A los actuales dirigentes del club ya se les ha acabado el crédito. Han sido veinte años de despropósitos, uno detrás de otro, que ha llevado a un equipo con una deuda gigantesca, y a la pérdida de todo su patrimonio: estadio y afición. Algún día tendrán que explicar por qué en sus negocios privados que tanto éxito cosechan ponen a gente competente, y en nuestro club (ojo! Que no se equivoquen, pertenece a la ciudad) ponen a familiares, amigos y conocidos.

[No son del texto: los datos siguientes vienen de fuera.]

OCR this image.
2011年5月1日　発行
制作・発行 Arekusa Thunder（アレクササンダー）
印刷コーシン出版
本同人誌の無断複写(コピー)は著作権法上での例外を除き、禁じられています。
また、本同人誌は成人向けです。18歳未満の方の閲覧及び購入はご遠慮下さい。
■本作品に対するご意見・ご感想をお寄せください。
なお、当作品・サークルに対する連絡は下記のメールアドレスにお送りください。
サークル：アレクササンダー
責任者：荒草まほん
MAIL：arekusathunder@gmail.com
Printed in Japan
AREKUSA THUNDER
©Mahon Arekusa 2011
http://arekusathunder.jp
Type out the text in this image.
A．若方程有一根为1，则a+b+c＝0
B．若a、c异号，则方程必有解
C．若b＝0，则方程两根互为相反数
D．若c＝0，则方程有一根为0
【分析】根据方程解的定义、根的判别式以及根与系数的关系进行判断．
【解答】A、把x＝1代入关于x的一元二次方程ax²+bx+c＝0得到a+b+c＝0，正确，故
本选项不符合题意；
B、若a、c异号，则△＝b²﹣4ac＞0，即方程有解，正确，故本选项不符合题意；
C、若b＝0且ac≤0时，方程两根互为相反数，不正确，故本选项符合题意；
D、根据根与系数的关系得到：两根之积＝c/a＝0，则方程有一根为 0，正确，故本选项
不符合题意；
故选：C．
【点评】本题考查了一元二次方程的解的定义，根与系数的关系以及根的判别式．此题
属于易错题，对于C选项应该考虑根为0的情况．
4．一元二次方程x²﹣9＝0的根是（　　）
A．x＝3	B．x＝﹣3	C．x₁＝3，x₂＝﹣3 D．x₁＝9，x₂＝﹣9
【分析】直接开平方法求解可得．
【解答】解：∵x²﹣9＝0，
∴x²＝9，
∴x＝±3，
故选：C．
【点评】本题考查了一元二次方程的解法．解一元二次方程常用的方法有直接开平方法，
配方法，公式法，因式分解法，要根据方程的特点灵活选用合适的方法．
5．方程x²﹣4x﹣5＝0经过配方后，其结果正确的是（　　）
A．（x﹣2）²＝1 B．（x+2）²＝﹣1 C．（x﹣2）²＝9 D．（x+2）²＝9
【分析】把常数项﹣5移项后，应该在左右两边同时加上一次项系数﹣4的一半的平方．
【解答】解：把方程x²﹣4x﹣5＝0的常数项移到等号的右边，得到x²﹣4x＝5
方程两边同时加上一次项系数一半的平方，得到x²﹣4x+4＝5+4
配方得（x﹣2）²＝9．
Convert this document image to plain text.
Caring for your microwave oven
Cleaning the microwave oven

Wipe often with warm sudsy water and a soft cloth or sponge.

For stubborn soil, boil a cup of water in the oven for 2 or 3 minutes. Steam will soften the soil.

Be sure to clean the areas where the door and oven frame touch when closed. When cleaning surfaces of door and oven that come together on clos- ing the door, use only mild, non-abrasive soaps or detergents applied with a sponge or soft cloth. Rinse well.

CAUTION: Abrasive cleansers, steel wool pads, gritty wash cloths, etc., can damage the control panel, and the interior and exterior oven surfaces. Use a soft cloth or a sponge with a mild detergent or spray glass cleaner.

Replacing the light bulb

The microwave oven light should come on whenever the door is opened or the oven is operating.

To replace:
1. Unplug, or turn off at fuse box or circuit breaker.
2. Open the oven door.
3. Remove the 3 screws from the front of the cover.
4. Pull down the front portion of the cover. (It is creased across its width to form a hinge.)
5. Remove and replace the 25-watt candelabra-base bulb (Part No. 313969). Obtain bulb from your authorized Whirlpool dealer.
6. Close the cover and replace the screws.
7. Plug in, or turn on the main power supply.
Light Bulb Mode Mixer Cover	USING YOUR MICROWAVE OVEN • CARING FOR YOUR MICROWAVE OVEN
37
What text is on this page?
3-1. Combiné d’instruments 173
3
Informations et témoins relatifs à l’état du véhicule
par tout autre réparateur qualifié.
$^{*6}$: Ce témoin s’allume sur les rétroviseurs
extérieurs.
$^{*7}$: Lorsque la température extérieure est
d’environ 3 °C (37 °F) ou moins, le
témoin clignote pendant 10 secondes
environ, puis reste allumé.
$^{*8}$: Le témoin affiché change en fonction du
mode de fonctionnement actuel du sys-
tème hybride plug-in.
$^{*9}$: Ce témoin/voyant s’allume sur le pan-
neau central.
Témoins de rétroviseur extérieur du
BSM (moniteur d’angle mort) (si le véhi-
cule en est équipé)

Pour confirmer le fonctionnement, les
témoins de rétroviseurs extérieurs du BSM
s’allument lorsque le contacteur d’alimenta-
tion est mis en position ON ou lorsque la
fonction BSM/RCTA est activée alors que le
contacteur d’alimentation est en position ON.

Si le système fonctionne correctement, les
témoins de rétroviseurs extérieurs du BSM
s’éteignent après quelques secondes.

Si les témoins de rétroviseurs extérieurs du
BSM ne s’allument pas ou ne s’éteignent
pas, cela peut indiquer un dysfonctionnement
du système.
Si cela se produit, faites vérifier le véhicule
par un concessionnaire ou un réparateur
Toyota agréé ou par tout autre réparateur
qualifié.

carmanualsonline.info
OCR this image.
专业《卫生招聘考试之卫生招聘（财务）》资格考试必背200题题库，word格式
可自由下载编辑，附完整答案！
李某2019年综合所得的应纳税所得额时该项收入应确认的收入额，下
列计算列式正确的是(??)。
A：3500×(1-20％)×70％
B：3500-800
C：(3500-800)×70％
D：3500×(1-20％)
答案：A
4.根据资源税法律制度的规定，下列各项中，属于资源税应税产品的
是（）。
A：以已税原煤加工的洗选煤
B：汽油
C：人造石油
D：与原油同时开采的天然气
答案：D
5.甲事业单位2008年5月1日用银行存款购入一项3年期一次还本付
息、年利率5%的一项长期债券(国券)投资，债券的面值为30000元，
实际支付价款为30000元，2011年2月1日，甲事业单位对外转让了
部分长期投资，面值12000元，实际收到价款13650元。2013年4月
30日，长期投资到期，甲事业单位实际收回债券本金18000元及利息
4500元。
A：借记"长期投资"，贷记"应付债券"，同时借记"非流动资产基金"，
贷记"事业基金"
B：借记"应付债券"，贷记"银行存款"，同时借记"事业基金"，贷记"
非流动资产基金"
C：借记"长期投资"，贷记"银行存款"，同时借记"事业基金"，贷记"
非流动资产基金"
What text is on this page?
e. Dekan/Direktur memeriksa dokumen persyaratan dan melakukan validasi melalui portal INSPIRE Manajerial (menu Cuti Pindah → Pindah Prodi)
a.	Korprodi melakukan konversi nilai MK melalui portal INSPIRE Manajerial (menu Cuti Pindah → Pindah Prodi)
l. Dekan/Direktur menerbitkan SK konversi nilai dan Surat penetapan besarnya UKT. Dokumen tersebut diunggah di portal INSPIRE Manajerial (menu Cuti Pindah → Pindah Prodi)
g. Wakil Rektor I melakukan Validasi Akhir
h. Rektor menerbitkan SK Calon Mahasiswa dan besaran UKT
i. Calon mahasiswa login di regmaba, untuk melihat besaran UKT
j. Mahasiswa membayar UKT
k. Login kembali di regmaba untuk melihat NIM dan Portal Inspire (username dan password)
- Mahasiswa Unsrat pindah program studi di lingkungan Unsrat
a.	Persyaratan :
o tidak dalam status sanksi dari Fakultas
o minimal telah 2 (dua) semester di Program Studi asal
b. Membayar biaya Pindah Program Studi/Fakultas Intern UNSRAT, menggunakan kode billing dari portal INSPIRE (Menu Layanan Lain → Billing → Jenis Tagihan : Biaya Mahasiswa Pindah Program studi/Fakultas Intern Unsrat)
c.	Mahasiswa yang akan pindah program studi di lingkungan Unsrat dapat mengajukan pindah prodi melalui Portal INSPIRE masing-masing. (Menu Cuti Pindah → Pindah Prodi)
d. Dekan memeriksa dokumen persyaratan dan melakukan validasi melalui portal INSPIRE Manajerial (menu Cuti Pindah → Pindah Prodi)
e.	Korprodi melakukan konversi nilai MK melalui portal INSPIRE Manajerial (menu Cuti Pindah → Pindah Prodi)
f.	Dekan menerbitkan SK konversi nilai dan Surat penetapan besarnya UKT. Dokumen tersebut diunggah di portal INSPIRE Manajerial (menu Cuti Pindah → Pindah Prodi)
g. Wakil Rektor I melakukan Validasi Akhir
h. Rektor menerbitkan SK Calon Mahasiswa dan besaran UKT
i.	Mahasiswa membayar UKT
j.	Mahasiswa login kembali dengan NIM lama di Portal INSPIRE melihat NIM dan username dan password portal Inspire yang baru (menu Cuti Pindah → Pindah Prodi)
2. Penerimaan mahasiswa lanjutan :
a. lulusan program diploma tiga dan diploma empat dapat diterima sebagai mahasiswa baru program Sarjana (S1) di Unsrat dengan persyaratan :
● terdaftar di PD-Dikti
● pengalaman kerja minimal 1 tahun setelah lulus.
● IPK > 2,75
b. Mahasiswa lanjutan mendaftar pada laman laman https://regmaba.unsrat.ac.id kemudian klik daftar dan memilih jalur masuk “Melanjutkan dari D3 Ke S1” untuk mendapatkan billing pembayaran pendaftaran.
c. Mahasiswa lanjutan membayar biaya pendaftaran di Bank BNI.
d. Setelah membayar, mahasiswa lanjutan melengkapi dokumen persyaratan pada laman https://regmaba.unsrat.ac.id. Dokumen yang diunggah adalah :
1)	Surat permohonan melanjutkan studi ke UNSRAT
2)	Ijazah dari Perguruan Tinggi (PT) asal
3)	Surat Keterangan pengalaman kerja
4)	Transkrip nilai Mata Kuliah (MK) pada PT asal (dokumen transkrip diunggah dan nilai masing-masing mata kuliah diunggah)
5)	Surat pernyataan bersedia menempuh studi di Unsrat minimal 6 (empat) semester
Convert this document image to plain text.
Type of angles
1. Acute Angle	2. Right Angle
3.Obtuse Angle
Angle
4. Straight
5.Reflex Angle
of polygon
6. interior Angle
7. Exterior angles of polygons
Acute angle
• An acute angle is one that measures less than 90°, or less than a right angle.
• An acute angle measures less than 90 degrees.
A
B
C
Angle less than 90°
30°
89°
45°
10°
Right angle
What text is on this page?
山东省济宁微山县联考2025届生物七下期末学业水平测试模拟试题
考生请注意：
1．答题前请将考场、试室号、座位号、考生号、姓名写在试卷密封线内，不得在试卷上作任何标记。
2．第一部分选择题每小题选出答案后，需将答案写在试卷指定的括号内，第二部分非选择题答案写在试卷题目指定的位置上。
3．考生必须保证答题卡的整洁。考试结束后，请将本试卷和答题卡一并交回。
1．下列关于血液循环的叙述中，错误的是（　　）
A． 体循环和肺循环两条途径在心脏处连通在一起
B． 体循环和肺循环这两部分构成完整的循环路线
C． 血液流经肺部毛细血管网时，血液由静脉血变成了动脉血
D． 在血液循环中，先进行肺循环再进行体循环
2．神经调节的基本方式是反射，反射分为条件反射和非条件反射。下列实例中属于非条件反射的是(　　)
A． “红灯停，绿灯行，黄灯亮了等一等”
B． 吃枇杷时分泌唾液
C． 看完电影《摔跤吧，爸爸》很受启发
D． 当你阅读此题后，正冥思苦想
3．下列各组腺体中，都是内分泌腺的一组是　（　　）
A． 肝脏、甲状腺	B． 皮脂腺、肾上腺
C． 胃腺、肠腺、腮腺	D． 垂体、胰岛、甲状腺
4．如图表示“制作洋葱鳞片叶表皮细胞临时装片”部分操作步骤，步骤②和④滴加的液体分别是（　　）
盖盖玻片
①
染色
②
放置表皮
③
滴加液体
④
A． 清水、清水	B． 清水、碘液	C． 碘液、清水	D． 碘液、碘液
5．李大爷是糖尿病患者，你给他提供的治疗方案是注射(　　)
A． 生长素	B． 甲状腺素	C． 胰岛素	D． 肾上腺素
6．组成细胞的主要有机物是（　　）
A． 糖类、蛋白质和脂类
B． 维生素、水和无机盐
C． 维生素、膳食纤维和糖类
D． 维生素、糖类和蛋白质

De estos últimos veinte años, el Hércules sólo ha jugado una temporada en primera división. Llenando noticieros, con noticias deportivas, y extradeportivas vergonzantes. Que más que un orgullo, fue una deshonra. Como cuando jugadores campeones del mundo y de Europa como David Trezeguet, se tenían que duchar con agua fría, o tenían que ir a jugar un partido a Riazor en autobús.

De todo este despropósito, y fechorías, lo más grave es que “han tirado a la gente del estadio”. El aclamado director Juan José Campanella, así lo reflejó en su galardonada película “El Secreto de sus Ojos”. “Se puede cambiar de todo; de cara, de casa, de familia, de novia, de religión, de Dios, pero hay una cosa que no puede cambiar, no puede cambiar de pasión”. Y es que, existe hoy en día una generación de alicantinos que sólo ha conocido un Hércules miserable, mediocre, y lleno de carcoma hasta el tuétano.

Otra gestión es posible. Y así quedó acreditado cuando Perfecto Palacio, junto con Sergio Fernández, tomaron el mando en aquella temporada tras bajar de la Primera División. Una gestión por profesionales y de profesionales. Nada de amiguismos, ni de amistades peligrosas. Gente que ame al club, que lo sienta, y sobre todo, que sepa.

El Hércules CF es de la ciudad, sus colores, su nombre, y su escudo nos representan a todos. Es un activo, no sólo de la ciudad y la comarca, sino también de la Provincia. Si a alguien de las autoridades políticas le importa algo esta ciudad, y sus ciudadanos, tal y como así se recogen en múltiples declaraciones, no pueden perder ni un segundo más en ponerse de perfil. Es hora de actuar. Una ciudad turística, no puede perder la oportunidad de no estar alienada con una entidad que es mediática, y que mueve pasión de multitudes. Un equipo sano, fuerte y limpio, es bueno para todos. Sino que se lo pregunten a los hosteleros y comerciantes si se notó el impacto económico, cuando el equipo juega contra los grandes.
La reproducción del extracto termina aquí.